Lorino evaluated the analysis results in FEMPRO's Superview IV Results environment. "Mostly, I checked the stresses," he said. "That's what we were worried about, because stresses show when the material starts to yield and when it goes into plastic deformation, which could indicate a structural failure." Evaluating the analysis results involved Lorino's engineering judgment. "In the sterngate HPU model, there were a few areas of localized stress, but everything else was way under yield. Were the stresses around a bolt hole? Were they around a part that could separate from its foundation? A lot of interest went into looking at the calculated stress distribution to determine whether the stress levels were critical."

	Huber Mechanical Engineer Dominic Lorino used ALGOR software to create a finite element model of the sterngate HPU and perform a DDAM analysis to simulate the required U.S. Navy shock qualification test.

Satisfied with the ALGOR analysis results, Lorino approved the sterngate HPU design and it was sent off to Huber's in-house fabrication shop. After the unit was fabricated and assembled, it was shipped by truck to the Hi-Test Laboratories facility for the required U.S. Navy shock qualification test. The test involved five underwater explosions to simulate various combinations of shock in the fore and aft, athwartships and vertical directions. "We were looking for our equipment to pass the test on the first try, and it did. The units didn't have any structural failures," commented Lorino.

He added, "The only problems were with some lock washers being crushed and bolt heads shearing off. But, these items were corrected during the test procedure in between the first three explosions. We didn't want to simulate details as fine as the washers, bolts and so forth with FEA. Rather, we used FEA to simulate the overall structural response. Doing so helped us to save time and money."

Prior to this project, Lorino had not used FEA before. "I took the ALGOR introductory training course," he said, "and I downloaded and used several of the keystroke-specific tutorials on ALGOR's web site. It was a learn-as-you-go process. ALGOR's training materials quickly got me started in the right direction."

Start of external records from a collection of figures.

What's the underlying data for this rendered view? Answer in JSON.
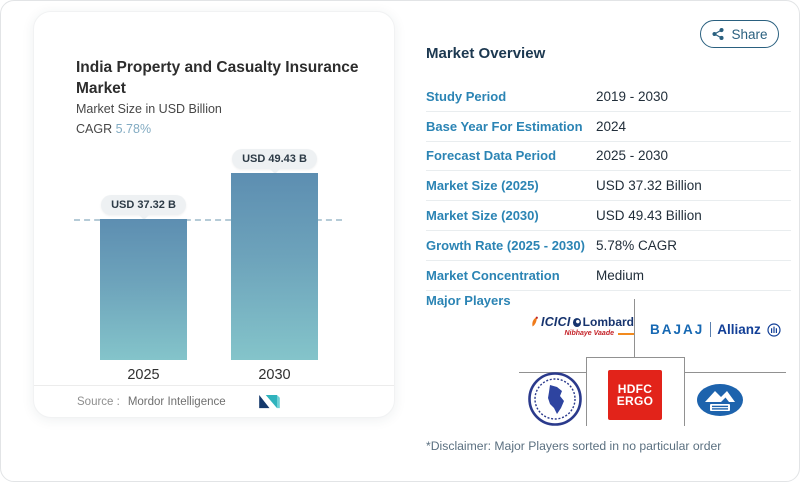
{
  "share": {
    "label": "Share"
  },
  "chart_card": {
    "cagr_label": "CAGR",
    "source_label": "Source :",
    "source_value": "Mordor Intelligence"
  },
  "chart_data": {
    "type": "bar",
    "title": "India Property and Casualty Insurance Market",
    "subtitle": "Market Size in USD Billion",
    "cagr": "5.78%",
    "categories": [
      "2025",
      "2030"
    ],
    "values": [
      37.32,
      49.43
    ],
    "unit": "USD Billion",
    "bar_labels": [
      "USD 37.32 B",
      "USD 49.43 B"
    ],
    "reference_line_value": 37.32,
    "ylim": [
      0,
      55
    ],
    "legend": "none",
    "grid": "off"
  },
  "overview": {
    "heading": "Market Overview",
    "rows": [
      {
        "label": "Study Period",
        "value": "2019 - 2030"
      },
      {
        "label": "Base Year For Estimation",
        "value": "2024"
      },
      {
        "label": "Forecast Data Period",
        "value": "2025 - 2030"
      },
      {
        "label": "Market Size (2025)",
        "value": "USD 37.32 Billion"
      },
      {
        "label": "Market Size (2030)",
        "value": "USD 49.43 Billion"
      },
      {
        "label": "Growth Rate (2025 - 2030)",
        "value": "5.78% CAGR"
      },
      {
        "label": "Market Concentration",
        "value": "Medium"
      }
    ],
    "major_players_label": "Major Players",
    "disclaimer": "*Disclaimer: Major Players sorted in no particular order"
  },
  "logos": {
    "icici": {
      "brand": "ICICI",
      "suffix": "Lombard",
      "tagline": "Nibhaye Vaade"
    },
    "bajaj": {
      "brand": "BAJAJ",
      "suffix": "Allianz"
    },
    "hdfc": {
      "line1": "HDFC",
      "line2": "ERGO"
    }
  },
  "colors": {
    "accent_blue": "#2b84b4",
    "heading_navy": "#1c3850",
    "bar_top": "#5d8eb1",
    "bar_bottom": "#84c4ca",
    "cagr_value": "#82abc2",
    "hdfc_red": "#e2231a",
    "share_outline": "#2a607f",
    "dashed_line": "#b5cbd7"
  }
}
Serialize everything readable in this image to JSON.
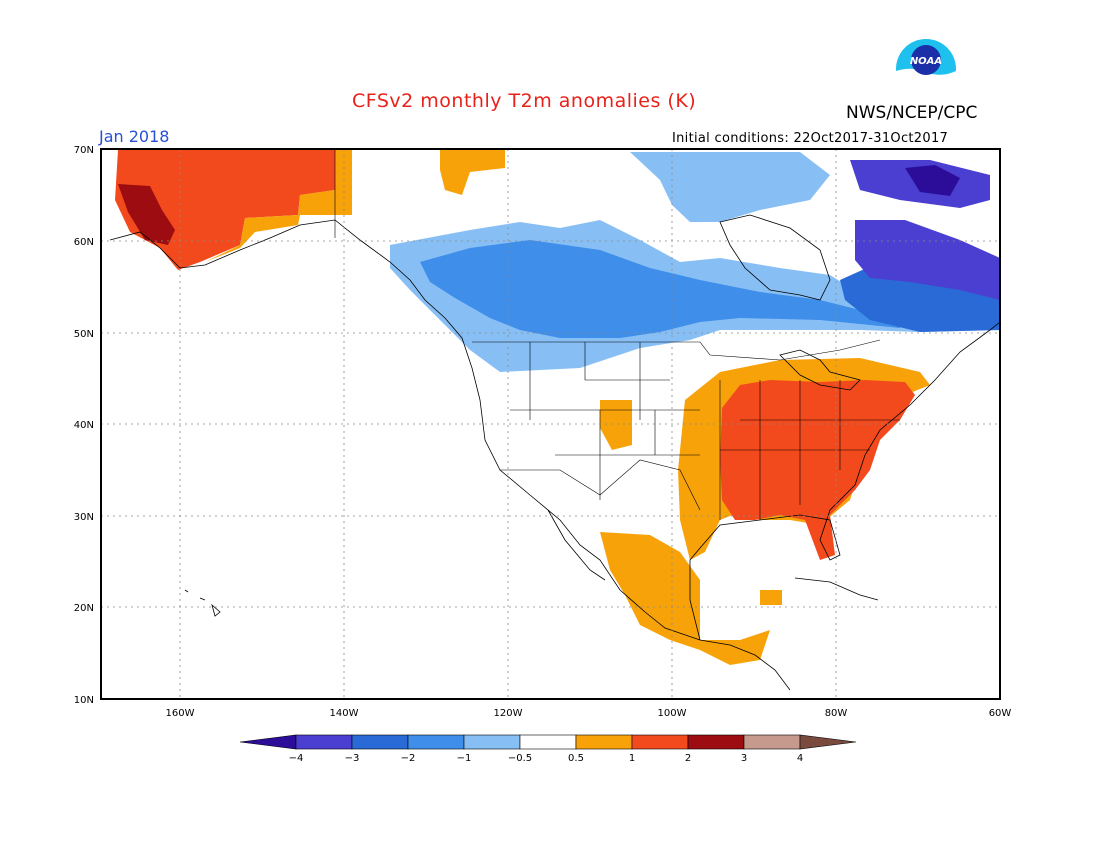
{
  "title": "CFSv2 monthly T2m anomalies (K)",
  "organization": "NWS/NCEP/CPC",
  "logo_text": "NOAA",
  "month": "Jan 2018",
  "initial_conditions": "Initial conditions: 22Oct2017-31Oct2017",
  "axes": {
    "lat_labels": [
      "70N",
      "60N",
      "50N",
      "40N",
      "30N",
      "20N",
      "10N"
    ],
    "lon_labels": [
      "160W",
      "140W",
      "120W",
      "100W",
      "80W",
      "60W"
    ],
    "grid": "dotted"
  },
  "colorbar": {
    "labels": [
      "−4",
      "−3",
      "−2",
      "−1",
      "−0.5",
      "0.5",
      "1",
      "2",
      "3",
      "4"
    ],
    "colors": [
      "#2c0d9a",
      "#4a3fd0",
      "#2a6ad6",
      "#3e8eea",
      "#87bff5",
      "#ffffff",
      "#f8a20a",
      "#f24a1d",
      "#9c0c10",
      "#c69a8c",
      "#7a4a3e"
    ]
  },
  "colors": {
    "strong_warm": "#f24a1d",
    "warm": "#f8a20a",
    "very_warm": "#9c0c10",
    "cool": "#87bff5",
    "cold": "#3e8eea",
    "very_cold": "#2a6ad6",
    "extreme_cold": "#4a3fd0",
    "deep_cold": "#2c0d9a"
  }
}
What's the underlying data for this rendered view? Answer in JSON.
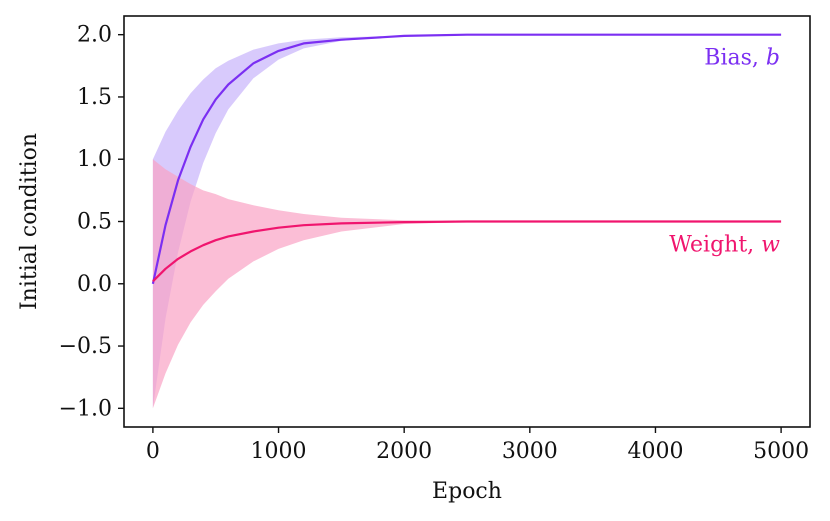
{
  "chart_data": {
    "type": "line",
    "title": "",
    "xlabel": "Epoch",
    "ylabel": "Initial condition",
    "xlim": [
      -230,
      5230
    ],
    "ylim": [
      -1.15,
      2.15
    ],
    "x_ticks": [
      0,
      1000,
      2000,
      3000,
      4000,
      5000
    ],
    "x_tick_labels": [
      "0",
      "1000",
      "2000",
      "3000",
      "4000",
      "5000"
    ],
    "y_ticks": [
      -1.0,
      -0.5,
      0.0,
      0.5,
      1.0,
      1.5,
      2.0
    ],
    "y_tick_labels": [
      "−1.0",
      "−0.5",
      "0.0",
      "0.5",
      "1.0",
      "1.5",
      "2.0"
    ],
    "grid": false,
    "legend": "none",
    "series": [
      {
        "name": "Bias",
        "variable": "b",
        "label_prefix": "Bias, ",
        "color": "#7b2ff2",
        "band_color": "#c8b4fb",
        "x": [
          0,
          100,
          200,
          300,
          400,
          500,
          600,
          800,
          1000,
          1200,
          1500,
          2000,
          2500,
          3000,
          4000,
          5000
        ],
        "mean": [
          0.0,
          0.47,
          0.83,
          1.1,
          1.32,
          1.48,
          1.6,
          1.77,
          1.87,
          1.93,
          1.96,
          1.99,
          2.0,
          2.0,
          2.0,
          2.0
        ],
        "upper": [
          1.0,
          1.22,
          1.39,
          1.53,
          1.64,
          1.73,
          1.79,
          1.88,
          1.93,
          1.96,
          1.98,
          1.99,
          2.0,
          2.0,
          2.0,
          2.0
        ],
        "lower": [
          -1.0,
          -0.28,
          0.25,
          0.66,
          0.97,
          1.21,
          1.4,
          1.65,
          1.8,
          1.89,
          1.95,
          1.99,
          2.0,
          2.0,
          2.0,
          2.0
        ]
      },
      {
        "name": "Weight",
        "variable": "w",
        "label_prefix": "Weight, ",
        "color": "#f0156e",
        "band_color": "#f9a3c5",
        "x": [
          0,
          100,
          200,
          300,
          400,
          500,
          600,
          800,
          1000,
          1200,
          1500,
          2000,
          2500,
          3000,
          4000,
          5000
        ],
        "mean": [
          0.02,
          0.12,
          0.2,
          0.26,
          0.31,
          0.35,
          0.38,
          0.42,
          0.45,
          0.47,
          0.485,
          0.495,
          0.5,
          0.5,
          0.5,
          0.5
        ],
        "upper": [
          1.0,
          0.92,
          0.86,
          0.8,
          0.75,
          0.72,
          0.68,
          0.63,
          0.59,
          0.56,
          0.53,
          0.51,
          0.5,
          0.5,
          0.5,
          0.5
        ],
        "lower": [
          -1.0,
          -0.72,
          -0.49,
          -0.31,
          -0.17,
          -0.06,
          0.04,
          0.18,
          0.28,
          0.35,
          0.42,
          0.48,
          0.495,
          0.5,
          0.5,
          0.5
        ]
      }
    ]
  }
}
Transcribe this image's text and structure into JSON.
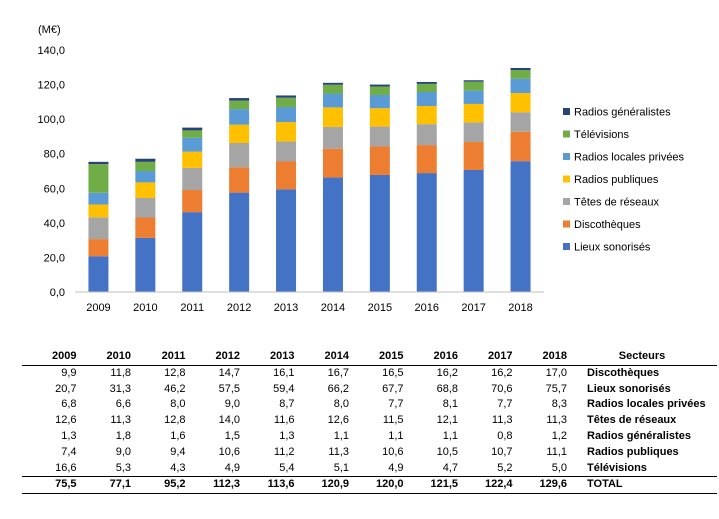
{
  "chart_data": {
    "type": "bar",
    "stacked": true,
    "unit_label": "(M€)",
    "categories": [
      "2009",
      "2010",
      "2011",
      "2012",
      "2013",
      "2014",
      "2015",
      "2016",
      "2017",
      "2018"
    ],
    "ylim": [
      0,
      140
    ],
    "yticks": [
      "0,0",
      "20,0",
      "40,0",
      "60,0",
      "80,0",
      "100,0",
      "120,0",
      "140,0"
    ],
    "grid": false,
    "legend_position": "right",
    "series": [
      {
        "name": "Lieux sonorisés",
        "color": "#4472C4",
        "values": [
          20.7,
          31.3,
          46.2,
          57.5,
          59.4,
          66.2,
          67.7,
          68.8,
          70.6,
          75.7
        ]
      },
      {
        "name": "Discothèques",
        "color": "#ED7D31",
        "values": [
          9.9,
          11.8,
          12.8,
          14.7,
          16.1,
          16.7,
          16.5,
          16.2,
          16.2,
          17.0
        ]
      },
      {
        "name": "Têtes de réseaux",
        "color": "#A5A5A5",
        "values": [
          12.6,
          11.3,
          12.8,
          14.0,
          11.6,
          12.6,
          11.5,
          12.1,
          11.3,
          11.3
        ]
      },
      {
        "name": "Radios publiques",
        "color": "#FFC000",
        "values": [
          7.4,
          9.0,
          9.4,
          10.6,
          11.2,
          11.3,
          10.6,
          10.5,
          10.7,
          11.1
        ]
      },
      {
        "name": "Radios locales privées",
        "color": "#5B9BD5",
        "values": [
          6.8,
          6.6,
          8.0,
          9.0,
          8.7,
          8.0,
          7.7,
          8.1,
          7.7,
          8.3
        ]
      },
      {
        "name": "Télévisions",
        "color": "#70AD47",
        "values": [
          16.6,
          5.3,
          4.3,
          4.9,
          5.4,
          5.1,
          4.9,
          4.7,
          5.2,
          5.0
        ]
      },
      {
        "name": "Radios généralistes",
        "color": "#264478",
        "values": [
          1.3,
          1.8,
          1.6,
          1.5,
          1.3,
          1.1,
          1.1,
          1.1,
          0.8,
          1.2
        ]
      }
    ],
    "legend_order": [
      "Radios généralistes",
      "Télévisions",
      "Radios locales privées",
      "Radios publiques",
      "Têtes de réseaux",
      "Discothèques",
      "Lieux sonorisés"
    ]
  },
  "table": {
    "header_years": [
      "2009",
      "2010",
      "2011",
      "2012",
      "2013",
      "2014",
      "2015",
      "2016",
      "2017",
      "2018"
    ],
    "header_label": "Secteurs",
    "rows": [
      {
        "values": [
          "9,9",
          "11,8",
          "12,8",
          "14,7",
          "16,1",
          "16,7",
          "16,5",
          "16,2",
          "16,2",
          "17,0"
        ],
        "label": "Discothèques"
      },
      {
        "values": [
          "20,7",
          "31,3",
          "46,2",
          "57,5",
          "59,4",
          "66,2",
          "67,7",
          "68,8",
          "70,6",
          "75,7"
        ],
        "label": "Lieux sonorisés"
      },
      {
        "values": [
          "6,8",
          "6,6",
          "8,0",
          "9,0",
          "8,7",
          "8,0",
          "7,7",
          "8,1",
          "7,7",
          "8,3"
        ],
        "label": "Radios locales privées"
      },
      {
        "values": [
          "12,6",
          "11,3",
          "12,8",
          "14,0",
          "11,6",
          "12,6",
          "11,5",
          "12,1",
          "11,3",
          "11,3"
        ],
        "label": "Têtes de réseaux"
      },
      {
        "values": [
          "1,3",
          "1,8",
          "1,6",
          "1,5",
          "1,3",
          "1,1",
          "1,1",
          "1,1",
          "0,8",
          "1,2"
        ],
        "label": "Radios généralistes"
      },
      {
        "values": [
          "7,4",
          "9,0",
          "9,4",
          "10,6",
          "11,2",
          "11,3",
          "10,6",
          "10,5",
          "10,7",
          "11,1"
        ],
        "label": "Radios publiques"
      },
      {
        "values": [
          "16,6",
          "5,3",
          "4,3",
          "4,9",
          "5,4",
          "5,1",
          "4,9",
          "4,7",
          "5,2",
          "5,0"
        ],
        "label": "Télévisions"
      }
    ],
    "total": {
      "values": [
        "75,5",
        "77,1",
        "95,2",
        "112,3",
        "113,6",
        "120,9",
        "120,0",
        "121,5",
        "122,4",
        "129,6"
      ],
      "label": "TOTAL"
    }
  }
}
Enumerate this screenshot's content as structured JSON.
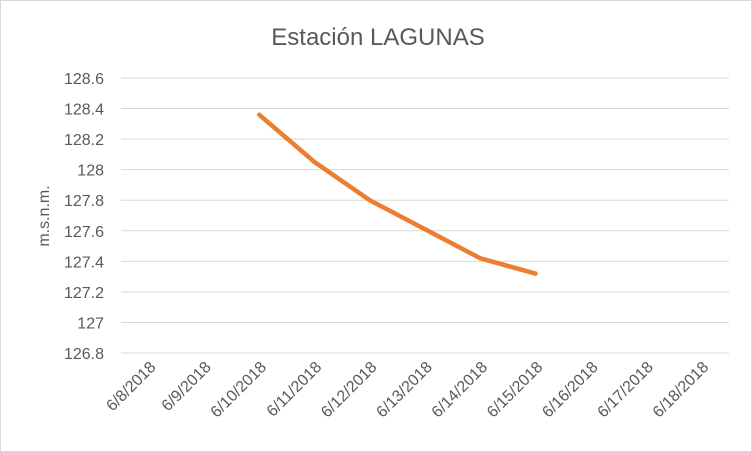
{
  "chart_data": {
    "type": "line",
    "title": "Estación LAGUNAS",
    "xlabel": "",
    "ylabel": "m.s.n.m.",
    "categories": [
      "6/8/2018",
      "6/9/2018",
      "6/10/2018",
      "6/11/2018",
      "6/12/2018",
      "6/13/2018",
      "6/14/2018",
      "6/15/2018",
      "6/16/2018",
      "6/17/2018",
      "6/18/2018"
    ],
    "ylim": [
      126.8,
      128.6
    ],
    "yticks": [
      "126.8",
      "127",
      "127.2",
      "127.4",
      "127.6",
      "127.8",
      "128",
      "128.2",
      "128.4",
      "128.6"
    ],
    "grid": true,
    "legend": "none",
    "series": [
      {
        "color": "#ed7d31",
        "values": [
          null,
          null,
          128.36,
          128.05,
          127.8,
          127.61,
          127.42,
          127.32,
          null,
          null,
          null
        ]
      }
    ]
  }
}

For other projects, Lorino has used ALGOR's InCAD Designer/Autodesk Inventor software for direct CAD/CAE data exchange and full associativity with each design change. "It's very convenient to build a model with thin parts in Autodesk Inventor, bring it into ALGOR and automatically generate a plate element model. I can easily vary the mesh in ALGOR until I converge on the optimal mesh," he said. In the future, Lorino plans to use ALGOR's new NASTRAN products. "Other companies use NASTRAN to design parts that interface with our fluid power systems. ALGOR's NASTRAN products make it possible for us to work with their NASTRAN files within the same familiar interface that we use when performing design and analysis with ALGOR."

	ALGOR's DDAM analysis results for the sterngate HPU model verified that the unit would pass the shock test. This image shows von Mises stress contours resulting from shock loading in the vertical direction only.